UK: Meat Packers United

Felicity Lawrence, Guardian.co.uk

Meat packers united: labour renaissance in the UK food industry

Scandalous working conditions in industrial chicken sheds have led to a revolution. The labour movement has come back to life in the UK poultry sector– and forced supermarkets to act

The 2 Sisters chicken abbatoir and food processing plant in Flixton Bungay The 2 Sisters chicken abbatoir, slaughter house and food processing plant at Flixton Bungay, Suffolk. Photograph: Sean Smith for the GuardianQuietly, almost unnoticed, something unusual has been going on inside the UK’s industrial chicken sheds. They have been signing up to rights – not the animal rights of TV agitations, but worker rights. Ninety percent of them are now covered by collective bargaining agreements.

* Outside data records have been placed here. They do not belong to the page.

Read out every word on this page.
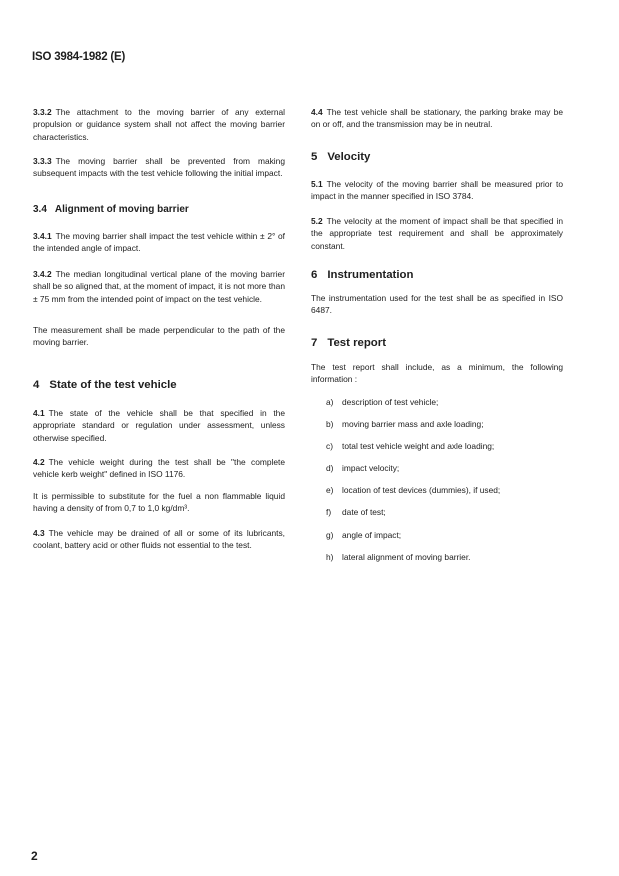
ISO 3984-1982 (E)

3.3.2 The attachment to the moving barrier of any external propulsion or guidance system shall not affect the moving barrier characteristics.

3.3.3 The moving barrier shall be prevented from making subsequent impacts with the test vehicle following the initial impact.

3.4 Alignment of moving barrier

3.4.1 The moving barrier shall impact the test vehicle within ± 2° of the intended angle of impact.

3.4.2 The median longitudinal vertical plane of the moving barrier shall be so aligned that, at the moment of impact, it is not more than ± 75 mm from the intended point of impact on the test vehicle.

The measurement shall be made perpendicular to the path of the moving barrier.

4 State of the test vehicle

4.1 The state of the vehicle shall be that specified in the appropriate standard or regulation under assessment, unless otherwise specified.

4.2 The vehicle weight during the test shall be "the complete vehicle kerb weight" defined in ISO 1176.

It is permissible to substitute for the fuel a non flammable liquid having a density of from 0,7 to 1,0 kg/dm³.

4.3 The vehicle may be drained of all or some of its lubricants, coolant, battery acid or other fluids not essential to the test.

4.4 The test vehicle shall be stationary, the parking brake may be on or off, and the transmission may be in neutral.

5 Velocity

5.1 The velocity of the moving barrier shall be measured prior to impact in the manner specified in ISO 3784.

5.2 The velocity at the moment of impact shall be that specified in the appropriate test requirement and shall be approximately constant.

6 Instrumentation

The instrumentation used for the test shall be as specified in ISO 6487.

7 Test report

The test report shall include, as a minimum, the following information :

a) description of test vehicle;
b) moving barrier mass and axle loading;
c) total test vehicle weight and axle loading;
d) impact velocity;
e) location of test devices (dummies), if used;
f) date of test;
g) angle of impact;
h) lateral alignment of moving barrier.
2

In an industry characterised by casual foreign labour, in the middle of a recession, the union movement is resurgent. Five years ago it was weak and declining, its historic base in this manufacturing sector eviscerated by the thrust of corporate globalisation. It is a shift in the balance of power between capital and labour that is likely to be played out in full after the election when the battle for the heart of the Labour party breaks out again. Jack Dromey, deputy general secretary of Unite, has been one of the driving forces behind the unionisation of chicken factories. A member of the Labour party’s national executive committee, and married to deputy leader Harriet Harman, Dromey will this election achieve his long-held ambition of standing for a strong Labour seat.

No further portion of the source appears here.